PKK/HDP neden Millet İttifakı’na destek veriyor?

FETÖ neden Millet İttifakı’na destek veriyor?

Amerika ve Avrupa neden Millet İttifakı’na destek veriyor?

Bu soruları sorup, cevap almaktan çekinmeyin. Benim cevaplarıma gelince:

PKK Millet İttifakı’nı destekliyor, çünkü beklentileri şöyle; seçimden sonra Demirtaş serbest bırakılacak. Türk askeri Suriye’den çekilecek. PKK’ya yapılan operasyonlar durdurulacak. Öcalan’a tecrit kalkacak. Yeni bir süreç başlayacak ve özerkliğin önündeki engeller kalkacak. Türkiye’nin yönetiminde HDP aracılığıyla söz sahibi olacaklar.

FETÖ Millet İttifakı’nı destekliyor, çünkü KHK ile atılan bütün FETÖ’cüler devletteki işlerine yeniden dönecek.
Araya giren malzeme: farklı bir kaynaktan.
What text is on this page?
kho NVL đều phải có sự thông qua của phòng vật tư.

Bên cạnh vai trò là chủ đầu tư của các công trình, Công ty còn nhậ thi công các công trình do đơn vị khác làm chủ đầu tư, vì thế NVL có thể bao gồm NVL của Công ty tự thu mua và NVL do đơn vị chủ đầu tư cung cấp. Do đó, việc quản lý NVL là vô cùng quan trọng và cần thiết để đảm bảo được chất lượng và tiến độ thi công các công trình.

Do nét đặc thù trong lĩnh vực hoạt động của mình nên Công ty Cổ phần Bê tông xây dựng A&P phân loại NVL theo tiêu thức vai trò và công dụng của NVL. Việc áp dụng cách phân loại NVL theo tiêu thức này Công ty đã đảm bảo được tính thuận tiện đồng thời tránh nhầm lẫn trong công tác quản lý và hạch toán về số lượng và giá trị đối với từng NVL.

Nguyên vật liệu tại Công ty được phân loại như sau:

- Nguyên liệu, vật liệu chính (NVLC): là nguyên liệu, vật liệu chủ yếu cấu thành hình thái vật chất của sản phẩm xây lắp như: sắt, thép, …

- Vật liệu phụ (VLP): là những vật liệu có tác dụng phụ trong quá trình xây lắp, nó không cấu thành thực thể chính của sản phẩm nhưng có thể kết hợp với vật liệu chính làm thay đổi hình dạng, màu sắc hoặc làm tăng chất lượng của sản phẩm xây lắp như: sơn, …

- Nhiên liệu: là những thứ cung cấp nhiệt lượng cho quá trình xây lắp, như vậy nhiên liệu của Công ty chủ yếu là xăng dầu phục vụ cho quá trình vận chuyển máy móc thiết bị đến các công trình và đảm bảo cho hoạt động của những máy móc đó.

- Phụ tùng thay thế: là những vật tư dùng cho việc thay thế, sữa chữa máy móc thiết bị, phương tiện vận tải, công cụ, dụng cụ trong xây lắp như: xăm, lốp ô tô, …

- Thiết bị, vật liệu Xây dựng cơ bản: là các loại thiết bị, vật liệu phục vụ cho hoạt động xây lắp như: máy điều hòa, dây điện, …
FETÖ’den hüküm giyenler yeniden yargılanacak ve serbest kalacaklar. Yurt dışındaki kaçak FETÖ’cüler Türkiye’ye dönecek ve ihanetlerine kaldıkları yerden devam edecekler. Türkiye’de FETÖ yapılanması devam edecek.
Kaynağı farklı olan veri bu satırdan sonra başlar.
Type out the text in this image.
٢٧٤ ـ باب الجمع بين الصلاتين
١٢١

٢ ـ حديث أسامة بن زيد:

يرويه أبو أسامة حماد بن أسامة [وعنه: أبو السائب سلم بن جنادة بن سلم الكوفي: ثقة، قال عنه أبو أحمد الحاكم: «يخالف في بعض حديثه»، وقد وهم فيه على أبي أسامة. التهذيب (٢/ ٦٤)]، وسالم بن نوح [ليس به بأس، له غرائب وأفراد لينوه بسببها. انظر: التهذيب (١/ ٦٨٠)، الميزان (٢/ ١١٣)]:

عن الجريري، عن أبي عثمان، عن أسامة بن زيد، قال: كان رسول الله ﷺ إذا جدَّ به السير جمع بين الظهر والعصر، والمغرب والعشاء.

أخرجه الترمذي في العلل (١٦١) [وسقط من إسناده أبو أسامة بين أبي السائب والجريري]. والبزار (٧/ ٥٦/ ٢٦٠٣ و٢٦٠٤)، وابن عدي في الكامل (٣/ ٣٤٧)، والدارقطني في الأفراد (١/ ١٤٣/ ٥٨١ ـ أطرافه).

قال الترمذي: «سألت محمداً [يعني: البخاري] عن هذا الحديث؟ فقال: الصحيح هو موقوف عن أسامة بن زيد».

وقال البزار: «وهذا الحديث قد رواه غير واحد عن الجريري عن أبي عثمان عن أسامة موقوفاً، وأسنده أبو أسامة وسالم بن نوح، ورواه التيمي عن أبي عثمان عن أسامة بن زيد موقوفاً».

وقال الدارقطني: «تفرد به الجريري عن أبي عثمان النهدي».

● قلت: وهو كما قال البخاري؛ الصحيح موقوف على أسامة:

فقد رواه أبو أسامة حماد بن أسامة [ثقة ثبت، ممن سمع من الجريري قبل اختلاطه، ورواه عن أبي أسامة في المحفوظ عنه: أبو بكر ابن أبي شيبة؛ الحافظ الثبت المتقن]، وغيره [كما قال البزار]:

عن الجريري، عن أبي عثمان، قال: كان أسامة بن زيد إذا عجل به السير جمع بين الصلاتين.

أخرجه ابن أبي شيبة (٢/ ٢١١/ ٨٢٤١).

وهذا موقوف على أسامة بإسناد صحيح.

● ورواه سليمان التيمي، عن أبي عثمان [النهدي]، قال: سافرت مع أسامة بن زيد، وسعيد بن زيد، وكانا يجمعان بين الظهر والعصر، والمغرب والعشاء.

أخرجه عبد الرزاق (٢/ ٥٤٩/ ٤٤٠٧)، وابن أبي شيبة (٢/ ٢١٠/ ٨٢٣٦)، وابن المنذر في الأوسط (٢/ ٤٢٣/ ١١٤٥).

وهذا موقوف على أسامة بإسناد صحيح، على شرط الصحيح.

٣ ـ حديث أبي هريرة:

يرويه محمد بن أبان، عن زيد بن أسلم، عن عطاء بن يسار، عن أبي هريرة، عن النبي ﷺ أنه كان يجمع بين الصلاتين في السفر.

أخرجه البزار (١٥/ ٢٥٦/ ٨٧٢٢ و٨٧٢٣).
ABD Millet İttifakı’nı destekliyor, çünkü Türkiye’nin savunma sanayiindeki atılımlarını durduracaklar. Suriye’de PKK/PYD terör devletini kurduracaklar. Ege’de ve Akdeniz’de Türkiye hakimiyetine son verecekler. Türkiye-Rusya ilişkilerini bozacaklar ve Türkiye’yi yeniden Batı’ya ve NATO’ya mahkûm edecekler. Türkiye ekonomisini İMF’ye teslim ederek, Türkiye’nin enerjisini sömürecekler. Türk dünyası iş birliğini dağıtacaklar. Türkiye’ye bir yüzyıl daha kaybettirecekler.

İşte tüm bu sorulara vicdanlarda verilecek samimi cevaplar seçimin sonucunu belirleyecek.